We also prevent starvation by not letting a single process running for too long and yield()
letting the context switch after the 100th consecutive cycle.

Test-cases and observations

Instructions to run test-cases

Commands:
$​ ​make 
$ make CPUS=1 qemu  

In the QEMU emulator, run:

$ testmyscheduler  

Explanations

1) 2 CPU bound processes P1 with priority 1 and P2 with priority 2 with same amount
of work. We noticed the time taken from start to end for the two processes

3
(measured via uptime) is in the ratio 4:3. This is expected and can be calculated
theoretically. For priorities a and b (b > a), the ratio of times is 2 * b / (a + b).
Different from default xv6 due to priority scheduling.

2) 3 CPU bound processes with priorities 2, 4 and 8 with same amount of work. We
noticed the time taken from start to end for the three processes (measured via
uptime) is in the ratio 12:10:7. This also is expected and can be calculated
theoretically. ​Different from default xv6 due to priority scheduling.

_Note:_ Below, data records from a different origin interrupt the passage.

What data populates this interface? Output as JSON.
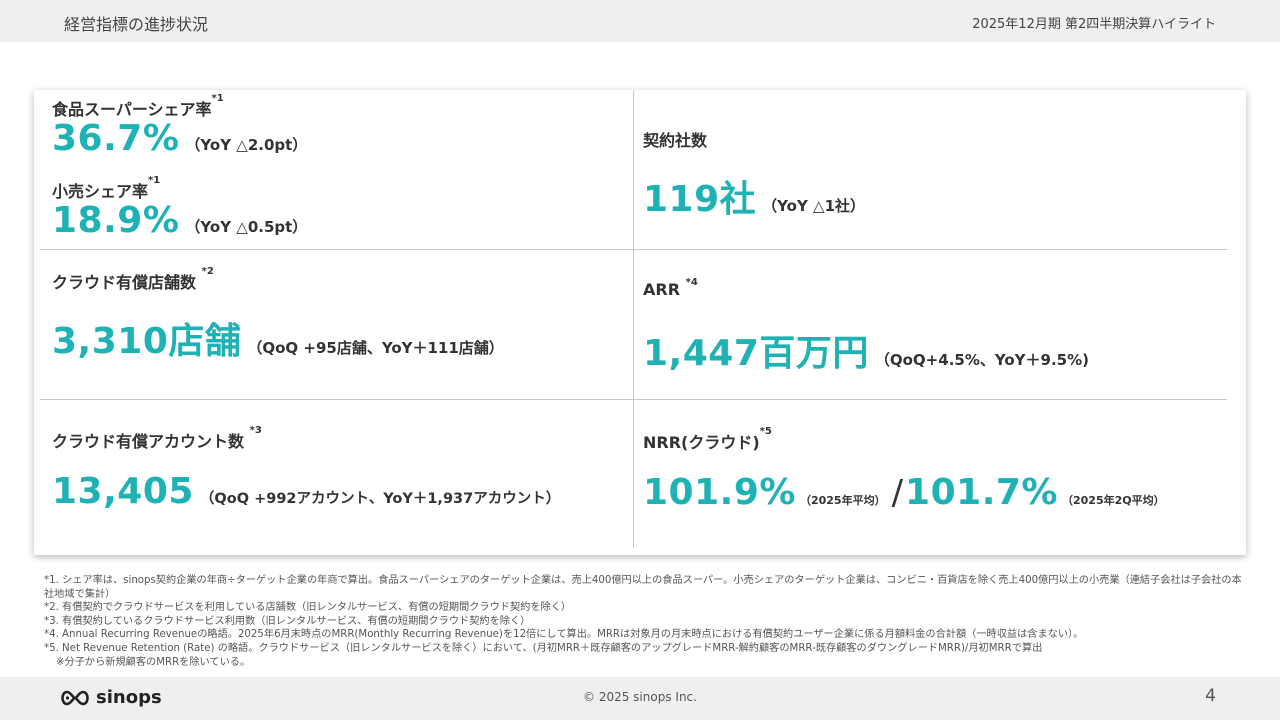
{
  "header": {
    "title": "経営指標の進捗状況",
    "subtitle": "2025年12月期 第2四半期決算ハイライト"
  },
  "metrics": {
    "food_share": {
      "label": "食品スーパーシェア率",
      "sup": "*1",
      "value": "36.7%",
      "note": "（YoY △2.0pt）"
    },
    "retail_share": {
      "label": "小売シェア率",
      "sup": "*1",
      "value": "18.9%",
      "note": "（YoY △0.5pt）"
    },
    "contracts": {
      "label": "契約社数",
      "value": "119社",
      "note": "（YoY △1社）"
    },
    "stores": {
      "label": "クラウド有償店舗数",
      "sup": "*2",
      "value": "3,310店舗",
      "note": "（QoQ +95店舗、YoY＋111店舗）"
    },
    "arr": {
      "label": "ARR",
      "sup": "*4",
      "value": "1,447百万円",
      "note": "（QoQ+4.5%、YoY＋9.5%)"
    },
    "accounts": {
      "label": "クラウド有償アカウント数",
      "sup": "*3",
      "value": "13,405",
      "note": "（QoQ +992アカウント、YoY＋1,937アカウント）"
    },
    "nrr": {
      "label": "NRR(クラウド)",
      "sup": "*5",
      "value1": "101.9%",
      "note1": "（2025年平均）",
      "slash": "/",
      "value2": "101.7%",
      "note2": "（2025年2Q平均）"
    }
  },
  "footnotes": [
    "*1. シェア率は、sinops契約企業の年商÷ターゲット企業の年商で算出。食品スーパーシェアのターゲット企業は、売上400億円以上の食品スーパー。小売シェアのターゲット企業は、コンビニ・百貨店を除く売上400億円以上の小売業（連結子会社は子会社の本社地域で集計）",
    "*2. 有償契約でクラウドサービスを利用している店舗数（旧レンタルサービス、有償の短期間クラウド契約を除く）",
    "*3. 有償契約しているクラウドサービス利用数（旧レンタルサービス、有償の短期間クラウド契約を除く）",
    "*4. Annual Recurring Revenueの略語。2025年6月末時点のMRR(Monthly Recurring Revenue)を12倍にして算出。MRRは対象月の月末時点における有償契約ユーザー企業に係る月額料金の合計額（一時収益は含まない）。",
    "*5. Net Revenue Retention (Rate) の略語。クラウドサービス（旧レンタルサービスを除く）において、(月初MRR＋既存顧客のアップグレードMRR-解約顧客のMRR-既存顧客のダウングレードMRR)/月初MRRで算出",
    "※分子から新規顧客のMRRを除いている。"
  ],
  "footer": {
    "logo_text": "sinops",
    "copyright": "© 2025 sinops Inc.",
    "page_number": "4"
  },
  "colors": {
    "accent": "#1fb2b5",
    "header_bg": "#efefef"
  }
}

3) 1 CPU bound and 1 partially IO bound with the same priority. In the original xv6
implementation, the CPU bound process would have finished much before the
partially IO bound process. However we ensure that the partially IO bound
process also gets its fair share of CPU time and hence observe that both process
end at almost the same time. ​Different from default xv6 due to priority scheduling.

We have designed IO processes using the sleep function as it behaves just like an IO
bound process which makes blocking system calls.

4) 2 IO bound processes with priorities 1 and 2. Both end at the same time and take
the same time to run. This is because priorities only change CPU time allocated to
different processes. Since the two processes are completely IO bound having a
greater CPU time will not affect the time taken by them to run. Hence priorities
have no affect to run. ​Consistency of implementation.